Oral Presentation NCGRT/IAH Australasian Groundwater Conference 2019

Monitoring groundwater extraction impacts within multi-level sandstone aquifers near World Heritage Blue Mountains National Park, west of Sydney (226)

Richard T. Green 1 , Greg Russell 1 , Chris Rumpf 2
  1. NSW Department of Industry, Water, Parramatta, NSW, Australia
  2. NSW Department of Industry, Water, Grafton, NSW, Australia

For more than 20 years the NSW government has monitored groundwater conditions at keys sites across the Blue Mountains to address increased urbanisation and demands on groundwater use close to sensitive environments. The Blue Mountains sandstone aquifers located approximately 50 kilometres from the city form a plateau that rises up to over 1,000 m above the coastal plain. There are small urban areas which surrounded by National Park that occurs along a major transport route linking Sydney to western New South Wales.

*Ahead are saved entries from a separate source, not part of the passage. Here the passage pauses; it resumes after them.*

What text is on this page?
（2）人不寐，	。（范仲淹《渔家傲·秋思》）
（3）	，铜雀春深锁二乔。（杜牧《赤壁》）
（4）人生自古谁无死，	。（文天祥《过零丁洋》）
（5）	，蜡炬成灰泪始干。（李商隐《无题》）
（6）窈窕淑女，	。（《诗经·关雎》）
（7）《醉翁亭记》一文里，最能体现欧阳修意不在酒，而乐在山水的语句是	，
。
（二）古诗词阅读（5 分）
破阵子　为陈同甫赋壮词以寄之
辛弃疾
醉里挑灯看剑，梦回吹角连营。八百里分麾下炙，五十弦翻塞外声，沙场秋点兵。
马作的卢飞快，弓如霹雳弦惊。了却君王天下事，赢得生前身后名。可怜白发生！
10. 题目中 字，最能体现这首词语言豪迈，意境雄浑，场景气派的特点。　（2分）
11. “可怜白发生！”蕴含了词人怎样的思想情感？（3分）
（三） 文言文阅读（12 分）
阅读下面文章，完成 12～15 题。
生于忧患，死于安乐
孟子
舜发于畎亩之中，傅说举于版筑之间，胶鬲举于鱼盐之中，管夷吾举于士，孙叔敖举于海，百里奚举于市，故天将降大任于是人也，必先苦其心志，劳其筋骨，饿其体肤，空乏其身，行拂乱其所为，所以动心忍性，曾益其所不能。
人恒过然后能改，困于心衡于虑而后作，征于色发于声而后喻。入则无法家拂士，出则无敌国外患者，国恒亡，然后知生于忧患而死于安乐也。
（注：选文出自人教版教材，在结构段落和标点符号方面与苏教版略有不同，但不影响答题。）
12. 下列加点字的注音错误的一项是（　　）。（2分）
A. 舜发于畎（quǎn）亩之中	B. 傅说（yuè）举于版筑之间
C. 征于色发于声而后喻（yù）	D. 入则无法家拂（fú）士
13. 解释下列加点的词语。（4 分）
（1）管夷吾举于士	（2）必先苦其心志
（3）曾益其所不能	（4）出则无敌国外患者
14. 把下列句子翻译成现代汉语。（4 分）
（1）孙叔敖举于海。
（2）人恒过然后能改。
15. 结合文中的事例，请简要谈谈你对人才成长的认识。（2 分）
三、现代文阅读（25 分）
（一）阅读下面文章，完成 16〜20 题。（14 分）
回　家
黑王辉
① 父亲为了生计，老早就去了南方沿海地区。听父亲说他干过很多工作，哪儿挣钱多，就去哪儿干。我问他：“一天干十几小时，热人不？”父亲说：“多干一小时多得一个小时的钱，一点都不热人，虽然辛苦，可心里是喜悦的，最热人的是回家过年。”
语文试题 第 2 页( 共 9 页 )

There are dominant spectacular cliffs, canyons and waterfalls made up of Triassic aged Narrabeen Group and Hawkesbury Sandstone geology and geomorphology. These make up a series of multiple porous rock aquifers at different levels. The sandstones cover an area of about 3,238 km² of which 2,375 km² is National Park, and are part of the broader Blue Mountains World Heritage Area. The shallow and intermediate aquifers are considered critical to spring flow and to stream baseflow in the upper plateau rivers.  Groundwater has been shown to support hanging valley communities particularly in the upper Blue Mountains near Katoomba.

The NSW government manages groundwater across the state of NSW under the Water Management Act 2000 and the gazetted Water Sharing Plan for the Greater Metropolitan Region Groundwater Sources 2011. In support of this management monitoring has been progressively established using automatic groundwater level loggers and a substantial period of record has now been obtained. Hydrogeological investigations in the past have shown that complex multi-layered sandstone aquifers occur within the Blue Mountains Sandstone and there is a high degree of connectivity with surface water systems.

Examples of long term hydrographs and geological cross sections will be presented specific to differing aquifer characteristics. This information is being used to monitor and assist in managing groundwater extraction currently and into the future.